La verdad oculta tras el velo que destruyó mi boda en el altar
Anteriormente: Lo que debía ser el día más feliz de Marcos se convirtió en una pesadilla cuando su novia Jésica y la dama de honor revelaron su traición en pleno altar de la iglesia.
Justicia y un nuevo amanecer
El silencio en la basílica era tan tenso que casi podía cortarse. Hugo mantenía el arma apuntada a su hermano, con el dedo temblando en el gatillo. Marcos, manteniendo una calma sobrenatural nacida de la traición más profunda, miró a su hermano a los ojos. Comprendió que la única forma de salir de allí con vida era apelar a los pocos recuerdos de infancia que compartían. Con un movimiento calculado, dio un paso hacia adelante, distrayendo a Hugo con un susurro sobre su madre fallecida.
Ese milisegundo de duda fue suficiente. Marcos bloqueó el arma de su hermano con un golpe rápido, mientras un oficial de policía se abalanzaba sobre Hugo, desarmándolo y sometiéndolo contra el frío suelo de mármol. Al mismo tiempo, otros agentes esposaban a una Jésica histérica y a Aitana, quien aún se quejaba del dolor en el suelo.

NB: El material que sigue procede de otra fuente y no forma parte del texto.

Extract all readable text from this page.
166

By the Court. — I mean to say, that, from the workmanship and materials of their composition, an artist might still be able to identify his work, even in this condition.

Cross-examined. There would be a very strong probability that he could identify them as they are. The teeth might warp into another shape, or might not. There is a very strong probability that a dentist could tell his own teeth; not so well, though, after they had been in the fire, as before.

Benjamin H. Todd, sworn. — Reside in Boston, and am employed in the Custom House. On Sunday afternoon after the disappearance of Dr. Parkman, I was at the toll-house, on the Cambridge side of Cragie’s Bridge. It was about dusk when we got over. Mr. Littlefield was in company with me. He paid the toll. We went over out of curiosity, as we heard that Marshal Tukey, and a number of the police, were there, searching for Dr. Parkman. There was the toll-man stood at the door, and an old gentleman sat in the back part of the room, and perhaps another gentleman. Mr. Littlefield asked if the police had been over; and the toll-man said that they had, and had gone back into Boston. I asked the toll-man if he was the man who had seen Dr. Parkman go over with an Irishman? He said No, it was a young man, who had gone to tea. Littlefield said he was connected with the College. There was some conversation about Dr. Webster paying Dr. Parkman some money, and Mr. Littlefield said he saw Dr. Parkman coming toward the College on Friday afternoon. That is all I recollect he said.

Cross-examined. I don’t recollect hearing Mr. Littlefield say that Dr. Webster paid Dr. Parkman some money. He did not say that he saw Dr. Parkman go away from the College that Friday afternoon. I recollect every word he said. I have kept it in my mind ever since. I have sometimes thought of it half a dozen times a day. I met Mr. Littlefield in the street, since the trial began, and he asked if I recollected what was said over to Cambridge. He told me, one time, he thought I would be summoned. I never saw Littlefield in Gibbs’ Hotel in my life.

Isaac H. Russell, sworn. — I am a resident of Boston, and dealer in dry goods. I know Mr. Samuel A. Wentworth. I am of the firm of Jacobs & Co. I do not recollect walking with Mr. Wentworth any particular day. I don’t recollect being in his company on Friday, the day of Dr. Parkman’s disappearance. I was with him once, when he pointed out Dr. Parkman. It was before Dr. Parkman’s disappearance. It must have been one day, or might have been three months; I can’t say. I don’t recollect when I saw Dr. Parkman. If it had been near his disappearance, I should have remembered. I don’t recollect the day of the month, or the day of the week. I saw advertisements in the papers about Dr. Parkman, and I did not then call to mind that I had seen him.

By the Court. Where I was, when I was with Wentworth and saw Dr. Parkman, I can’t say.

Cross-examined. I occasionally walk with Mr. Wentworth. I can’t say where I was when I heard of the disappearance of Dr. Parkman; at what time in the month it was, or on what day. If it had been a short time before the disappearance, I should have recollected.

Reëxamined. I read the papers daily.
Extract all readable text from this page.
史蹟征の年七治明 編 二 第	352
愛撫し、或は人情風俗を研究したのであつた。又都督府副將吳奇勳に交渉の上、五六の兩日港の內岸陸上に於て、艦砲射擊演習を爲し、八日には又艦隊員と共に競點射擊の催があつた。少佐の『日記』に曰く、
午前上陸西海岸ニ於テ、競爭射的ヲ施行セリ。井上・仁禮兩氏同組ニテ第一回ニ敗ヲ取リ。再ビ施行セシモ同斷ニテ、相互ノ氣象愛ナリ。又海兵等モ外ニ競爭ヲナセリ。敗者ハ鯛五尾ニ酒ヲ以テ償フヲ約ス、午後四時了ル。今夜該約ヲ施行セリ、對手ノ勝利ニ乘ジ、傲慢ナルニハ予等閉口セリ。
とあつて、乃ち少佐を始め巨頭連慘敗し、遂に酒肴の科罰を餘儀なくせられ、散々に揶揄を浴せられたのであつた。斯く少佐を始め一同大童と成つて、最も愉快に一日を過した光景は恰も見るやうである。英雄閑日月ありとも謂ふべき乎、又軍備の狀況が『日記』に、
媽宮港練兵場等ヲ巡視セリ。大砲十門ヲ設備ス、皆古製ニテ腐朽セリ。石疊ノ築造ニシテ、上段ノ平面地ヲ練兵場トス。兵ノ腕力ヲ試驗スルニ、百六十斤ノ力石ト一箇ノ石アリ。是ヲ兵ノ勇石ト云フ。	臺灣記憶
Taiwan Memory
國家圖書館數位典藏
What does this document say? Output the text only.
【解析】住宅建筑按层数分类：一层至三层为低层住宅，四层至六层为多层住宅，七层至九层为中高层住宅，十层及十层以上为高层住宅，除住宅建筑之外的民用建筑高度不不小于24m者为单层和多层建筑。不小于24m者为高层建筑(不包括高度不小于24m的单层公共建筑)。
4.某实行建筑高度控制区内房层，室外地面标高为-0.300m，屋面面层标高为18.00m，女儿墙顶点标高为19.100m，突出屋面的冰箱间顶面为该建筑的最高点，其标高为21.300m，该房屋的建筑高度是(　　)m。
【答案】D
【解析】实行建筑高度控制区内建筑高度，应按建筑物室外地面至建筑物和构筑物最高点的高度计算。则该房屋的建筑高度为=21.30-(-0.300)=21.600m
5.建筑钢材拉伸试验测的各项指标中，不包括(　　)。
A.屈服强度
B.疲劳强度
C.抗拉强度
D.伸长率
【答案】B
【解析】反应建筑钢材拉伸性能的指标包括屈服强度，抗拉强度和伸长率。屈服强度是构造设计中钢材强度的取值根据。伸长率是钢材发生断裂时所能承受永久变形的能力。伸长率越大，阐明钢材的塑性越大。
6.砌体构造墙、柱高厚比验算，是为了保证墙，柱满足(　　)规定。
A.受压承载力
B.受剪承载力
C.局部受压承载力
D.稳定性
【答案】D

La pesadilla en el altar había terminado, pero la verdadera carrera contra el tiempo apenas comenzaba. Marcos, acompañado por la policía, se dirigió de inmediato a la residencia de su padre. Allí descubrieron que el personal doméstico, comprado por Aitana, ya había comenzado a administrar pequeñas dosis de la sustancia tóxica en su medicina diaria. Gracias a la rápida intervención médica, el patriarca de la familia fue trasladado al hospital y se recuperó por completo.
Meses después, los tres traidores fueron condenados a largas penas de prisión por intento de homicidio, falsificación de documentos y conspiración. Marcos, aunque profundamente marcado por la traición, encontró consuelo en el apoyo incondicional de su padre y en la lealtad de Valeria, con quien inició una sincera amistad que con el tiempo se transformó en un amor real y honesto.
Al final, Marcos comprendió que el dolor del altar no fue el final de su vida, sino el violento pero necesario despertar que lo salvó de vivir una mentira eterna, demostrando que la verdad siempre encuentra su camino hacia la luz.